III. KELEBIHAN NOVEL 

  • Buku ini secara apik menceritakan dan menuturkan awal mula berdirinya kerajaan Negara Dipa dengan berbagai intrik, strategi, konflik, dan politik di dalam lingkungan istana bahkan di lingkungan keluarga Empu Jatmika sendiri.

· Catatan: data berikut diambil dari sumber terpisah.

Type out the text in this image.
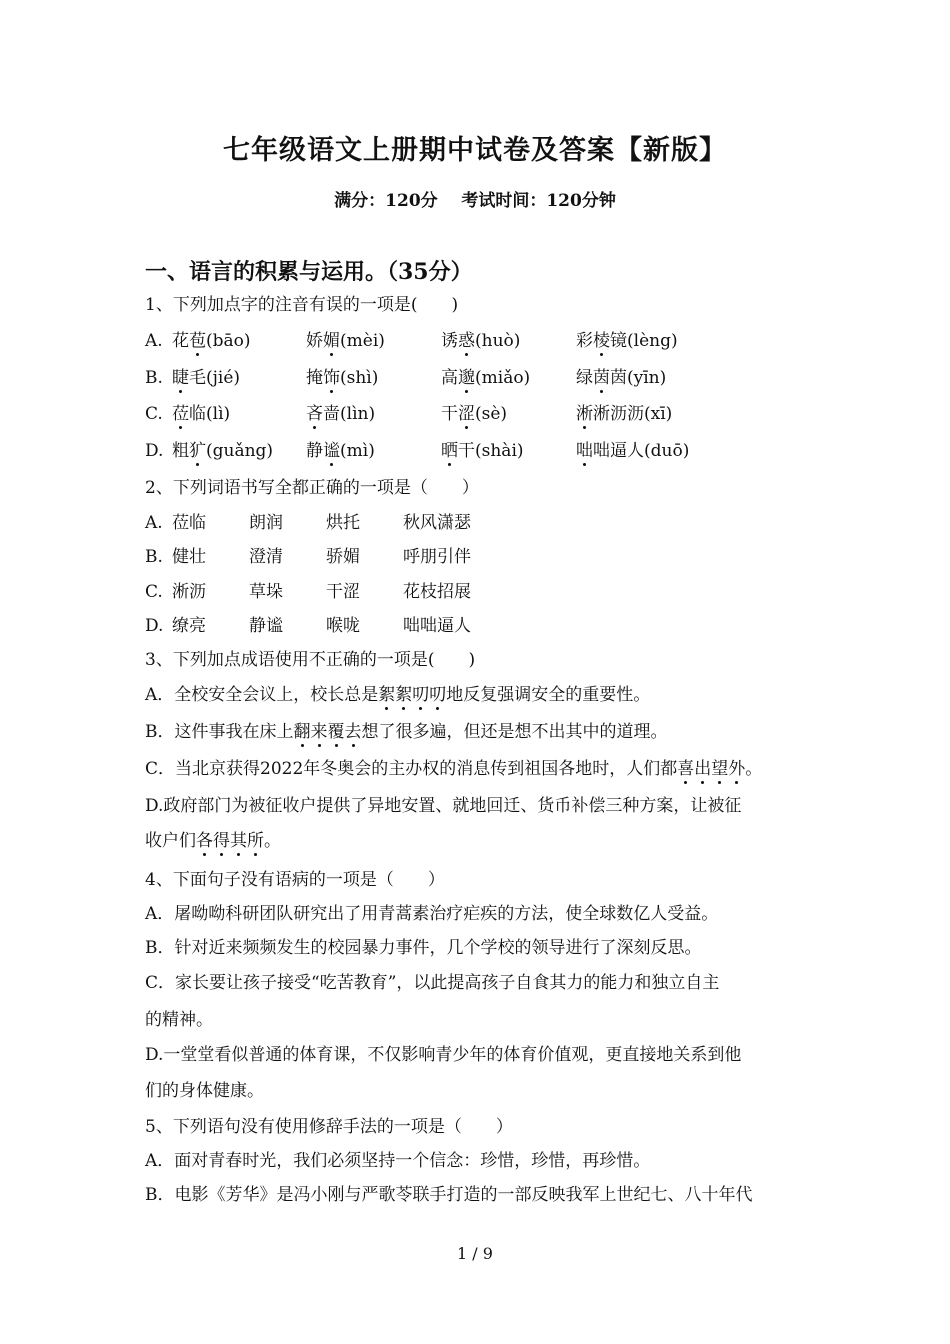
七年级语文上册期中试卷及答案【新版】
满分：120分    考试时间：120分钟
一、语言的积累与运用。（35分）
1、下列加点字的注音有误的一项是(　　)
A. 花苞(bāo)	娇媚(mèi)	诱惑(huò)	彩棱镜(lèng)
B. 睫毛(jié)	掩饰(shì)	高邈(miǎo)	绿茵茵(yīn)
C. 莅临(lì)	吝啬(lìn)	干涩(sè)	淅淅沥沥(xī)
D. 粗犷(guǎng) 静谧(mì)	晒干(shài)	咄咄逼人(duō)
2、下列词语书写全都正确的一项是（　　）
A. 莅临	朗润	烘托	秋风潇瑟
B. 健壮	澄清	骄媚	呼朋引伴
C. 淅沥	草垛	干涩	花枝招展
D. 缭亮	静谧	喉咙	咄咄逼人
3、下列加点成语使用不正确的一项是(　　)
A．全校安全会议上，校长总是絮絮叨叨地反复强调安全的重要性。
B．这件事我在床上翻来覆去想了很多遍，但还是想不出其中的道理。
C．当北京获得2022年冬奥会的主办权的消息传到祖国各地时，人们都喜出望外。
D.政府部门为被征收户提供了异地安置、就地回迁、货币补偿三种方案，让被征
收户们各得其所。
4、下面句子没有语病的一项是（　　）
A．屠呦呦科研团队研究出了用青蒿素治疗疟疾的方法，使全球数亿人受益。
B．针对近来频频发生的校园暴力事件，几个学校的领导进行了深刻反思。
C．家长要让孩子接受“吃苦教育”，以此提高孩子自食其力的能力和独立自主
的精神。
D.一堂堂看似普通的体育课，不仅影响青少年的体育价值观，更直接地关系到他
们的身体健康。
5、下列语句没有使用修辞手法的一项是（　　）
A．面对青春时光，我们必须坚持一个信念：珍惜，珍惜，再珍惜。
B．电影《芳华》是冯小刚与严歌苓联手打造的一部反映我军上世纪七、八十年代
1 / 9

Bagaimana rumitnya mengamankan kerajaan dari berbagai rongrongan dari dalam dan luar kerajaan, menempatkan tokoh Lambung Mangkurat sebagai tokoh sentral yang banyak berperan dengan segala kontroversi nya. 
  •  Membaca buku ini,  kita seakan akan dibawa pada sebuah fakta yang terjadi dan menjadi sejarah kerajaan di tanah Banjar, bahkan membuat kita ragu apakah yang diceritakan oleh penulis berdasarkan pada fakta-fakta sejarah atau kah hanya imajinasi penulis saja. 
  • Dalam buku ini, penulis berhasil membuat sebuah kisah yang sangat menarik yang berbeda jauh dari mitos yang dipercayai oleh sebagian masyarakat Banjar, pertama tentang Putri Junjung Buih yang dalam buku ini adalah Putri Mayang putri dari kerajaan Tanjungpuri yang runtuh yang bergabung menggalang kekuatan dengan Lambung Mangkurat, sedangkan dalam mitologi masyarakat Banjar dipercaya bahwa putri Junjung Buih adalah seorang putri yang mucul dari riak buih air sebagai hasil bertapanya Lambung Mangkurat, kedua kematian kedua putra Empu Mandastana keponakan Lambung Mangkurat yaitu Sukmaraga yang mati karena diasingkan dalam sengketa dan konflik internal kerajaan dan Patmaraga yang mati bunuh diri meminum racun karena cintanya yang tak kesampaian pada putri Junjungbuih yang oleh masayarakat Banjar dipercaya mati karena bertikai di suatu tempat yang disebut Lubuk Badangsanak.

III. KEKURANGAN NOVEL 

  • Buku ini menempatkan Lambung Mangkurat pada sosok yang berperan penting dalam berdirinya kerajaan Negara Dipa namun juga memunculkan kontroversi dan stigma negatif pada seorang Lambung Mangkurat, sehingga mengaburkan pada pemahaman dan kepercayaan akan kepahlawanannya. 
  • Dalam buku ini juga menceritakan kunjungan Mahapatih Gadjah Mada dari Majapahit sampai dua kali di Negara Dipa yang kurang bisa diterima oleh logika manusia, apakah mungkin seorang Mahapatih Gajah Mada masih sempat melakukan perjalanan kunjungan ke Negara Dipa yang jarak dan waktu tempuh pada masa itu memakan waktu yang lama, mungkin akan lebih realistis jika yang datang hanyalah seorang utusan dan pangkatnya mungkin lebih di bawah seorang mahapatih.